Allons, pétrissons à nouveau ensemble ces notions de Seine et de livre ! Voyons comment les faire pénétrer l’une en l’autre ! (SEI, I, 263) ’

Rappelons que la notion de pétrissage avait été très tôt présente, comme idéal d’écriture : « Du moins, par un pétrissage, un primordial irrespect des mots, etc., devra-t-on donner l’impression d’un nouvel idiome » écrivait Ponge en 1929 dans « Raisons de vivre heureux » (PR, I, 198). Mais sans doute à cette époque n’avait-il pas les moyens du pétrissage, à cause de l’exclusion dont était frappé le liquide. Le pétrissage, c’est le savon qui va l’autoriser, le savon comme galet malléable, que les mains pétrissent et qui sous l’action conjuguée de ce pétrissage et de l’eau, produit la mousse.
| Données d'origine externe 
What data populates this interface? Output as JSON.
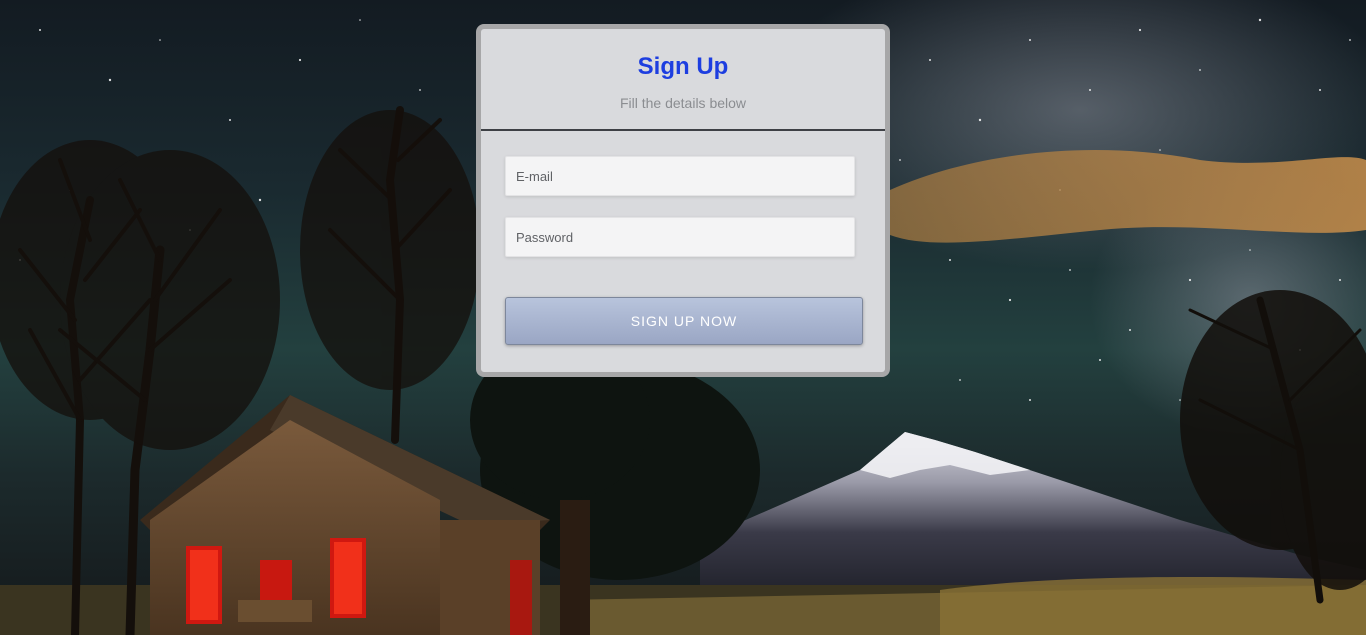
{
  "form": {
    "title": "Sign Up",
    "subtitle": "Fill the details below",
    "email_placeholder": "E-mail",
    "password_placeholder": "Password",
    "submit_label": "SIGN UP NOW"
  },
  "colors": {
    "title": "#1d3ee0",
    "card_background": "#d9dadd",
    "button_gradient_top": "#b8c4dc",
    "button_gradient_bottom": "#9aa6c4"
  }
}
Mais la discordance avec Sartre est manifeste, car celui-ci, dans sa description de l’univers pétrifié de Ponge, en est resté au « Galet » (qui date de 1927-28 ) alors que Ponge, lui, est déjà passé du galet au savon. Aussi, dans ses notes de l’été 1946, s’emploie-t-il longuement à proposer le savon en lieu et place de ce galet dont on a fait son emblème : « Ainsi le savon nous apparaîtra dans son véritable jour, par rapport au galet » (S, II, 397). Et si le savon « a certes la tentation de se métamorphoser en ce galet qui peut lui apparaître comme son état de perfection », il ne serait « pas juste de l’y opposer systématiquement » : « mieux vaut faire le compte de ces qualités positives que nous lui avons vues et qui sont inconnues du galet (S, II, 397).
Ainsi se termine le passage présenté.